For vehicles on a global scale to support the power system optimally, a universal definition for grid integration must be formed so that vehicles can connect with and balance the grid no matter brand and location, which is what the automotive brands Mitsubishi Motors Corporation, PSA Groupe and Nissan sets out to do in Parker together with Enel, Nuvve, Insero, Mitsubishi Corporation and the Technical University of Denmark (DTU).
Mitsubishi Motors Corporation is a pioneer in EVs and PHEVs and has been working on use of these vehicles as a storage battery for more than 5 years. The V2G demonstration conducted here in Denmark is a study to utilise EVs and PHEVs as a power interchange tool for society. We do expect EVs and PHEVs as social infrastructure will become more indispensable than ever before in the near future.—Vincent Cobee, Corporate Vice President at the Mitsubishi Motors Corporation
Parker’s test equipment includes seven Enel chargers and four different series-produced electric vehicles from the three different automotive brands. The vehicles have already integrated the V2G technology and are thereby capable of providing electricity back to the grid.

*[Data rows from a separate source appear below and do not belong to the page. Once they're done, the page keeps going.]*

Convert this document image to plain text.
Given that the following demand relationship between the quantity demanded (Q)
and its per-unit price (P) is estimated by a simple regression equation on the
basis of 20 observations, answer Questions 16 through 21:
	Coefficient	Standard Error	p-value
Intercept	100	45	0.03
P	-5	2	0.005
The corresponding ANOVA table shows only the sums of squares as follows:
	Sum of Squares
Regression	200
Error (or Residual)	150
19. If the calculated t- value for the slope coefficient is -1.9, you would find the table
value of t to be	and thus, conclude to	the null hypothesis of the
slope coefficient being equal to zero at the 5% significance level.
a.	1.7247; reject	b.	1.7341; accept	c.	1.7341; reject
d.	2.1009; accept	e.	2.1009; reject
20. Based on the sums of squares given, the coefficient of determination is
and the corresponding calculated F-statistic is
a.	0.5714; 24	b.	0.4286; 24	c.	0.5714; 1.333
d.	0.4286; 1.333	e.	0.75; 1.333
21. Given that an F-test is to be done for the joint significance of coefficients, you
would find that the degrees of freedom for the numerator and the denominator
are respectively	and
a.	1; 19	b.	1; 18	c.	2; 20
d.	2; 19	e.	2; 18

For us, V2G presents significant business opportunities, and we are making great strides in the advancement of this technology within the overall smart grid development so we can assure a balanced power system based on renewable energy.—Alberto Piglia, Enel’s Head of e-Mobility
Parker’s test plan contains 11 services which will be tested during the winter of 2017. Among other things, the project will asses the vehicles’ ability to provide frequency regulation, grid overload prevention and do real-time charging in accordance with a CO2 signal which informs the vehicle of when the CO2 emission from energy producers are at their lowest.
The first tests are the fundamental basis of the Parker project, creating a reference and validating a complex set of algorithms to deliver multiple services including frequency regulation and other ancillary services to the grid. Now that we have demonstrated that these vehicles can perform, the Parker project can focus on scalability and proceed to studying larger fleets integration on the Grid.—Gregory Poilasne, CEO of Nuvve Corporation
By the end of the project period, which will run until July 2018, Parker will be able to define which grid services and technical capabilities electric vehicles across car brands must support, and how these are best combined to balance the power system. Such analyses will be conducted in 2018 where the project will also continue its work towards developing a Grid Integrated Vehicle (GIV) certificate and explore the most viable commercial opportunities for grid integrated vehicles.
Parker is also interfacing with and pulling data from the Frederiksberg Pilot in Denmark, the world’s first commercial V2G hub. Furthermore, the project draws on the knowledge from previous projects, EDISON and Nikola, which laid the foundation for understanding the electric vehicle’s potential in balancing the Danish power system.